Production coding tasks on a budget: DeepSeek V4 Flash. The SWE-bench 79% score at $0.14/M input is the best coding quality-to-cost ratio in the sub-$1 tier. Cache discounts make long-context code work economical.

Long-context document processing: GPT-4.1 Nano or DeepSeek V4 Flash - both offer 1M token windows. Nano's batch pricing ($0.05/M) is worth factoring in for offline processing pipelines.

European data residency: Mistral Small, no alternatives. Mistral processes in EU infrastructure by default; no other provider at this price tier makes that guarantee.

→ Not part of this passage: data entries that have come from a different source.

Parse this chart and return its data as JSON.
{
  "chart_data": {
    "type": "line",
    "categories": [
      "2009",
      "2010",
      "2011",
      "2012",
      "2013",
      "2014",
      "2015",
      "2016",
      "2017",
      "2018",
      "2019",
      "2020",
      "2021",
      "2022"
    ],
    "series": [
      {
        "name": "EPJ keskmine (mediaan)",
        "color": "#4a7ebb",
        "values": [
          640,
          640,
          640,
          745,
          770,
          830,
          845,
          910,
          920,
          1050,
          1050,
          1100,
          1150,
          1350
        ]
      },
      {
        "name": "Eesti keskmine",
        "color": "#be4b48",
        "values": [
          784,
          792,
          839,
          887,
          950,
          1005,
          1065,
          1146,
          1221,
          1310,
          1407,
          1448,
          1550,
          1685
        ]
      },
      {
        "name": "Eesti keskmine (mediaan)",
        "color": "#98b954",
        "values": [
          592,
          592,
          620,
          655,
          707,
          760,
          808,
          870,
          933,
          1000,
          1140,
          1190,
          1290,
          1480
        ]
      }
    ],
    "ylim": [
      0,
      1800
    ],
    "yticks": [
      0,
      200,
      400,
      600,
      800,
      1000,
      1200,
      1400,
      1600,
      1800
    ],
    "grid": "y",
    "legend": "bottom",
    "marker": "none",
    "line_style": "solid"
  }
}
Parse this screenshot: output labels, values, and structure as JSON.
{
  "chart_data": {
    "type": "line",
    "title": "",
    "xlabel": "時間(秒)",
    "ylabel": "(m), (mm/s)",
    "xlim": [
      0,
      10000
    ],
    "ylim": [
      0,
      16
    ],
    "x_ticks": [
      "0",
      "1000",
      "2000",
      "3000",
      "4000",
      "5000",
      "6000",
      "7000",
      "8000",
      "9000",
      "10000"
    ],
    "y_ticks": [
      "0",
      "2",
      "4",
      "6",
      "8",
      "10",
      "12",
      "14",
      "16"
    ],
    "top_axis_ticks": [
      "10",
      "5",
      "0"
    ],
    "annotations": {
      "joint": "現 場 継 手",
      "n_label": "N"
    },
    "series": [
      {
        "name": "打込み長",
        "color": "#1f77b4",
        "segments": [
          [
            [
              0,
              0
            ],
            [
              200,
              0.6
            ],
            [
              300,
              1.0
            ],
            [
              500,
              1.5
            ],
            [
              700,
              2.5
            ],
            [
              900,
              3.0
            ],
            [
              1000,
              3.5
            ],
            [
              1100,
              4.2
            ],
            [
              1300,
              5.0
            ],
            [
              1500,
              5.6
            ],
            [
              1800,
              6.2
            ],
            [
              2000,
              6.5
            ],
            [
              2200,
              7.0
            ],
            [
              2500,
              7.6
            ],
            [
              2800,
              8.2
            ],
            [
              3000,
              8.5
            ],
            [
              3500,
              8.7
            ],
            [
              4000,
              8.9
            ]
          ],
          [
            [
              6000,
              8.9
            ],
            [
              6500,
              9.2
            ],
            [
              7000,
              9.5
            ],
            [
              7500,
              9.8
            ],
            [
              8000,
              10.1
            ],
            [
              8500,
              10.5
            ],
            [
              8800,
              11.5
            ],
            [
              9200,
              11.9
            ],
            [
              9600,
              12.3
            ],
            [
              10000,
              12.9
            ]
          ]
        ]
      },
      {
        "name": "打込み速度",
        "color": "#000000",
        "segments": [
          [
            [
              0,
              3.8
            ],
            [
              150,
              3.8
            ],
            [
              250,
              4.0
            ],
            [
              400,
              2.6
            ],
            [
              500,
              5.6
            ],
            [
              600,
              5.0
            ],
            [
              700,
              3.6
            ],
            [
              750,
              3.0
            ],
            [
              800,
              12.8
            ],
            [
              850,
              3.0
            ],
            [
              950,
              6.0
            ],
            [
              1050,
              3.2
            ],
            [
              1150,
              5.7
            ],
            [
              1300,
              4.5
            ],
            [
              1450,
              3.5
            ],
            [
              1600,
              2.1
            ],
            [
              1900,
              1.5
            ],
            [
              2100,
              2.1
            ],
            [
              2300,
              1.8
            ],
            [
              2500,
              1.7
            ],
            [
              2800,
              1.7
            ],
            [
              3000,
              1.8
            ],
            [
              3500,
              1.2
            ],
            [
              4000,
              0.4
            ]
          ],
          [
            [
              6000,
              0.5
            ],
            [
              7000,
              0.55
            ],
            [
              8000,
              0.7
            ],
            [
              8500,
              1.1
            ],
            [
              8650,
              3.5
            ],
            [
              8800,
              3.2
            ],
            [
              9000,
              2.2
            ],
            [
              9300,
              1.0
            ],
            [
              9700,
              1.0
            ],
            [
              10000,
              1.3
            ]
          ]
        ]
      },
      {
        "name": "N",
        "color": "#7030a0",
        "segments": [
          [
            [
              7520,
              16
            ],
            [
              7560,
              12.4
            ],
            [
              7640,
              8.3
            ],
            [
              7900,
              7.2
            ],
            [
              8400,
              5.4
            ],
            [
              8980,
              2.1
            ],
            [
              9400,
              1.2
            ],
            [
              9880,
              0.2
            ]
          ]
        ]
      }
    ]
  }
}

Local/self-hosted deployment: Qwen3 8B. Apache 2.0, runs on a 16GB GPU, open weights for air-gapped environments.

Anthropic ecosystem continuity: Claude Haiku 4.5. If your application is already using Claude for its instruction following and safety alignment, Haiku maintains that consistency at the lowest Anthropic price point - watch the output cost.

The sub-$1 bracket covers roughly 80% of production AI workloads when matched to task complexity. The remaining 20% - hard reasoning, complex multi-file codegen, frontier-quality analysis - still justify the $3-$15/M tier. The cost difference between getting this right and wrong at volume is major enough to warrant a dedicated evaluation before committing.